Амурская колесная дорога, это — шоссе, прокладываемое через болото и непроходимую тайгу, без всяких почти средств и орудий производства, неодетыми, голодными и закованными людьми на протяжении тысячи верст, это шоссе — яркий пример превращения труда в тягчайшую пытку и надругательства над телом и душой человеческими. Фараоны в прежнее время строили так свои пирамиды. Шоссе это устлано трупами, кости людских скелетов могли бы заменять там щебень и камни. Каждый год русские и сибирские тюрьмы слали партии за партией на Амур, и редкие счастливцы выходили оттуда обратно, хотя бы и покалеченными, а невредимыми — почти никто никогда. Если там в видах экономии иногда берегли железный и древесный материал, то с человеческим не церемонились. Если же этот материал обнаруживал свое специфическое человеческое свойство, так или, иначе опротестовывая ужас своей жизни, или оборонялся, то не было меры истязаниям и надругательствам над этим материалом. За побег расстреливалась вся десятка, где был засчитан беглец, причем для меньшей траты патронов девятку или восьмерку оставшихся ставили в ряд, стараясь винтовочной пулей пронизать весь ряд. Пуля, удачно пробившая 2–3 спинных хребта, часто застревала в следующей спине и… с проклятием заряжалась винтовка заново, и с покорностью ждали своего конца связанные кандальники.

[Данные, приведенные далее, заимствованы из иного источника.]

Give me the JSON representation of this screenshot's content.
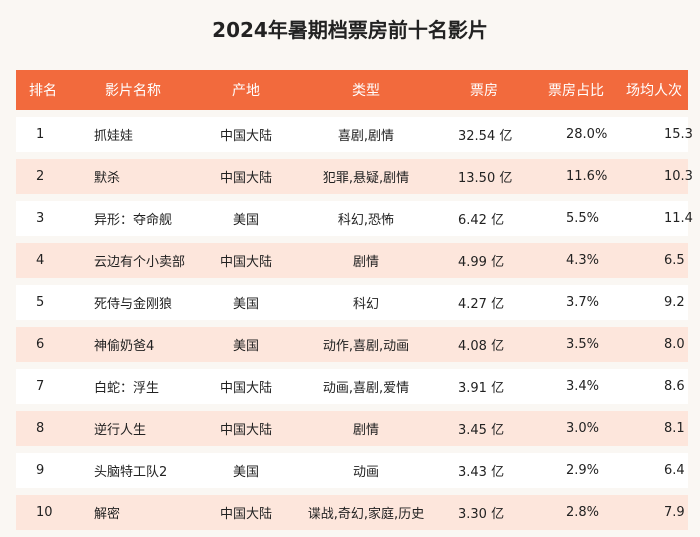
{
  "title": "2024年暑期档票房前十名影片",
  "headers": [
    "排名",
    "影片名称",
    "产地",
    "类型",
    "票房",
    "票房占比",
    "场均人次"
  ],
  "rows": [
    {
      "rank": "1",
      "name": "抓娃娃",
      "origin": "中国大陆",
      "genre": "喜剧,剧情",
      "gross": "32.54 亿",
      "share": "28.0%",
      "avg": "15.3"
    },
    {
      "rank": "2",
      "name": "默杀",
      "origin": "中国大陆",
      "genre": "犯罪,悬疑,剧情",
      "gross": "13.50 亿",
      "share": "11.6%",
      "avg": "10.3"
    },
    {
      "rank": "3",
      "name": "异形：夺命舰",
      "origin": "美国",
      "genre": "科幻,恐怖",
      "gross": "6.42 亿",
      "share": "5.5%",
      "avg": "11.4"
    },
    {
      "rank": "4",
      "name": "云边有个小卖部",
      "origin": "中国大陆",
      "genre": "剧情",
      "gross": "4.99 亿",
      "share": "4.3%",
      "avg": "6.5"
    },
    {
      "rank": "5",
      "name": "死侍与金刚狼",
      "origin": "美国",
      "genre": "科幻",
      "gross": "4.27 亿",
      "share": "3.7%",
      "avg": "9.2"
    },
    {
      "rank": "6",
      "name": "神偷奶爸4",
      "origin": "美国",
      "genre": "动作,喜剧,动画",
      "gross": "4.08 亿",
      "share": "3.5%",
      "avg": "8.0"
    },
    {
      "rank": "7",
      "name": "白蛇：浮生",
      "origin": "中国大陆",
      "genre": "动画,喜剧,爱情",
      "gross": "3.91 亿",
      "share": "3.4%",
      "avg": "8.6"
    },
    {
      "rank": "8",
      "name": "逆行人生",
      "origin": "中国大陆",
      "genre": "剧情",
      "gross": "3.45 亿",
      "share": "3.0%",
      "avg": "8.1"
    },
    {
      "rank": "9",
      "name": "头脑特工队2",
      "origin": "美国",
      "genre": "动画",
      "gross": "3.43 亿",
      "share": "2.9%",
      "avg": "6.4"
    },
    {
      "rank": "10",
      "name": "解密",
      "origin": "中国大陆",
      "genre": "谍战,奇幻,家庭,历史",
      "gross": "3.30 亿",
      "share": "2.8%",
      "avg": "7.9"
    }
  ],
  "colors": {
    "header_bg": "#f26a3d",
    "stripe": "#fde6dc",
    "row": "#ffffff"
  }
}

Часто в чем-нибудь виноватого ослушника раздевали донага и привязывали к дереву, где скоро тучей начинала виться мошкара и заедала насмерть обезумевшего от пытки человека. Если наказание бывало срочное, и казнимый снимался с дерева через час-два, то все равно его снимали уже помешанным. Пытка была непереносима для людей самой большой закаленности.
Встретившиеся нам в Александровском заводе обратники с Амура все тюрьмы России и Сибири считали раем в сравнении с Амурской «колесухой».
Но раем ни Орловского, ни Тобольского и Смоленского централов, ни Бутырок, ни Ярославской каторги, ни Николаевских рот, ни нашей каторги, конечно, назвать было нельзя.
Режим у нас определялся в большей мере тем, кем был начальник тюрьмы. Он же определял собой настроение младшей администрации, профессия которой давала все права и возможности быть безответственными мучителями отданных в их власть людей. На одной нашей каторге раскинутые в районе 500–600 верст тюрьмы имели начальниками зверье и палачей и рядом — добродушных либералов старого сибирского закала, хранящим в своем отношении к «политике» традиции и навыки, данные им воспитанием прежних поколений ссыльных и каторжан — революционеров. На Кадаинской каторге около караульного помещения стояла кадушка с рассолом, где мочились гибкие прутья для порки; на Казаковских золотых приисках уголовный, иссеченный розгами, приходя к фельдшеру с просьбой полечить страшно загноившуюся от врезавшихся колючек спину, получал в ответ: «не для того порали». В Алгачинской тюрьме политические, заключенные принимали яд или разбивали себе голову об стену. В это же время в Горно-Зерентуйской и Мальцевской тюрьмах до 1909–1910 гг. при приличных начальниках заключенные всех категорий имели в своем режиме необходимый минимум, дававший им возможность жить с сохранением своего человеческого достоинства, заниматься в свободное время наукой и развитием своей внутриобщественной жизни.
Нравы на каторге вообще в первые годы (1906–1909) были патриархальными, и иногда свирепый на вид начальник, свирепость которого была инспирируема Читинским округом, «обминался» и обживался с политическим коллективом на славу, оставляя при себе неотъемлемым качеством только способность воровать. Репресии там или сям в каторге сначала носили спорадический характер.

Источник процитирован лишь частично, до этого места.